If people read the book of seeds closely and lovingly, it will yield lasting and profound profit, and not just for farmers and gardeners.

“They hit the ground and hang out until conditions are right until they can germinate and grow,” Weber said. “That long-term perspective is built into a plant’s life cycle, and it’s different from the way humans operate. We can learn a lot about how to be on this planet, long term, from plants.”

There is one final lesson to be learned from seeds. No matter how miraculous and resilient they seem, they don’t last forever.

As the decades roll by, the Beal Seed Viability Experiment is confirming what every gardener with a drawer full of unused seeds already knows — seeds have limits.
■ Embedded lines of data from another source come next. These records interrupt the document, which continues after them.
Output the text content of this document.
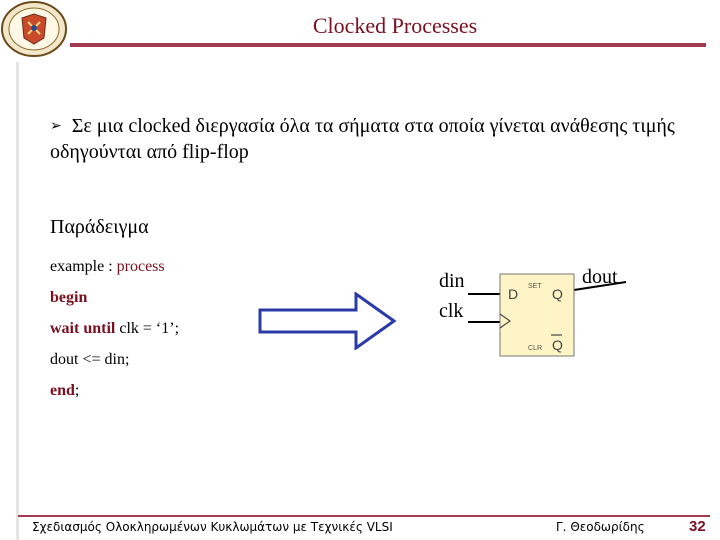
Clocked Processes
➢ Σε μια clocked διεργασία όλα τα σήματα στα οποία γίνεται ανάθεσης τιμής οδηγούνται από flip-flop
Παράδειγμα
example : process
begin
wait until clk = ‘1’;
dout <= din;
end;
din
clk
dout
D SET Q
CLR Q
Σχεδιασμός Ολοκληρωμένων Κυκλωμάτων με Τεχνικές VLSI	Γ. Θεοδωρίδης	32
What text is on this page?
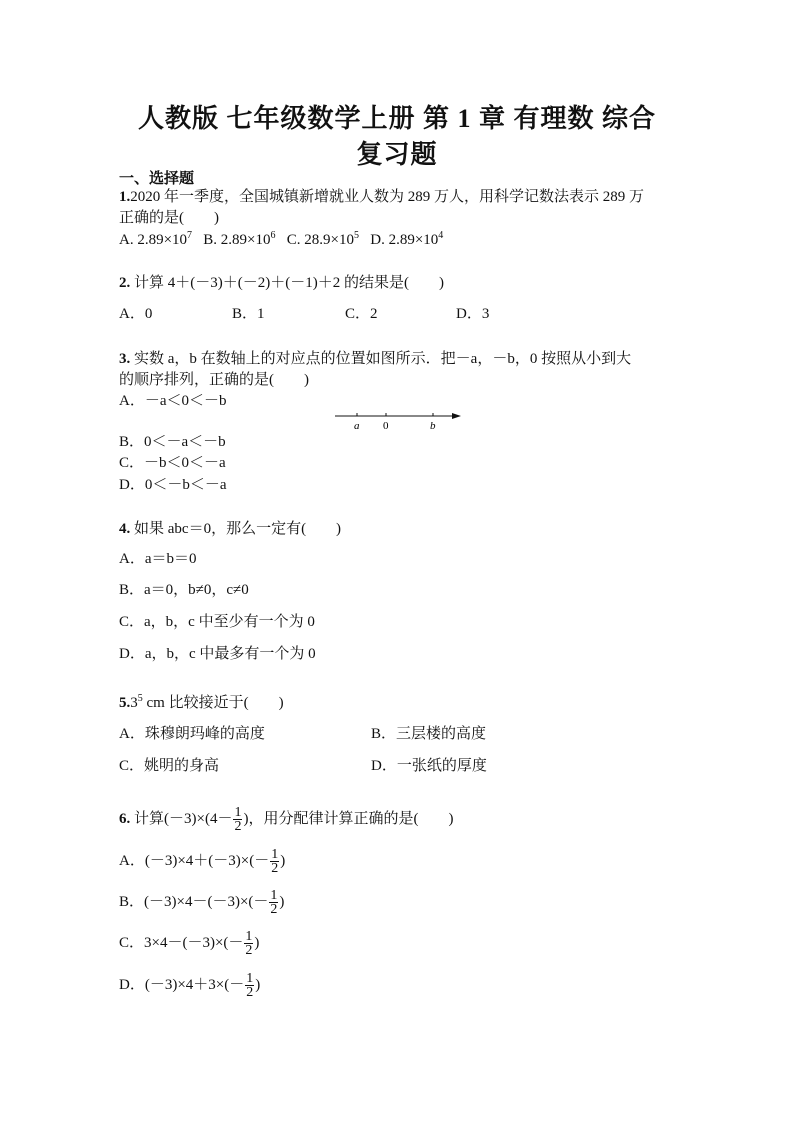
人教版 七年级数学上册 第 1 章 有理数 综合
复习题
一、选择题
1.2020 年一季度，全国城镇新增就业人数为 289 万人，用科学记数法表示 289 万
正确的是(　　)
A. $2.89\times 10^7$ B. $2.89\times 10^6$ C. $28.9\times 10^5$ D. $2.89\times 10^4$
2. 计算 4＋(－3)＋(－2)＋(－1)＋2 的结果是(　　)
A．0	B．1	C．2	D．3
3. 实数 a，b 在数轴上的对应点的位置如图所示．把－a，－b，0 按照从小到大
的顺序排列，正确的是(　　)
A．－a＜0＜－b
B．0＜－a＜－b
C．－b＜0＜－a
D．0＜－b＜－a
a 0	b
4. 如果 abc＝0，那么一定有(　　)
A．a＝b＝0
B．a＝0，b≠0，c≠0
C．a，b，c 中至少有一个为 0
D．a，b，c 中最多有一个为 0
$5.3^5$ cm 比较接近于(　　)
A．珠穆朗玛峰的高度	B．三层楼的高度
C．姚明的身高	D．一张纸的厚度
6. 计算$(-3)\times(4- \frac{1}{2}$ )，用分配律计算正确的是(　　)
A．$(-3)\times 4+(-3)\times(- \frac{1}{2}$ )
B．$(-3)\times 4-(-3)\times(- \frac{1}{2}$ )
C．$3\times 4-(-3)\times(- \frac{1}{2}$ )
D．$(-3)\times 4+3\times(- \frac{1}{2}$ )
Enshrined in the glass case at the Broad exhibit is a dried specimen of a small wildflower called verbascum blattaria, or moth mullein. The lovely pink blossom, with a stamen that resembles a moth antenna, has been labeled a “noxious weed” in the state of Colorado, but it’s the undisputed champion of the Beal experiment.

When the 15th bottle buried by Beal was unearthed in 2000, half the verbascum seeds, 120 years old at the time, germinated — about 23 plants, plus two more related plants that were hard to identify. Only one other plant — a little purple flower called malva, or mallow — sent up a seedling.

It’s worth taking a few seconds to salute a tiny package of genes and nutrients that began life in a horse-and-buggy era, when a bearded scholar named Theophilus C. Abbot was president of Michigan Agricultural College, and made it through two world wars, two pandemics and 27 U.S. presidents to put out a little flower in the Internet age.

However, the rest of the seeds in the Beal experiment brought up a big fat row of zeroes in 2000, as they have since about 1930. Every now and then, a seed variety that showed no life in one excavation pops back up in the next, but the overwhelming trend is one of decay. It’s possible that future jars will yield up nothing but verbascum and maybe not even that.

The conclusion isn’t hard to draw. It’s not enough to put seeds in a vault or glue specimens on paper for the benefit of future humans who may or may not have their act together. Even seeds won’t wait forever.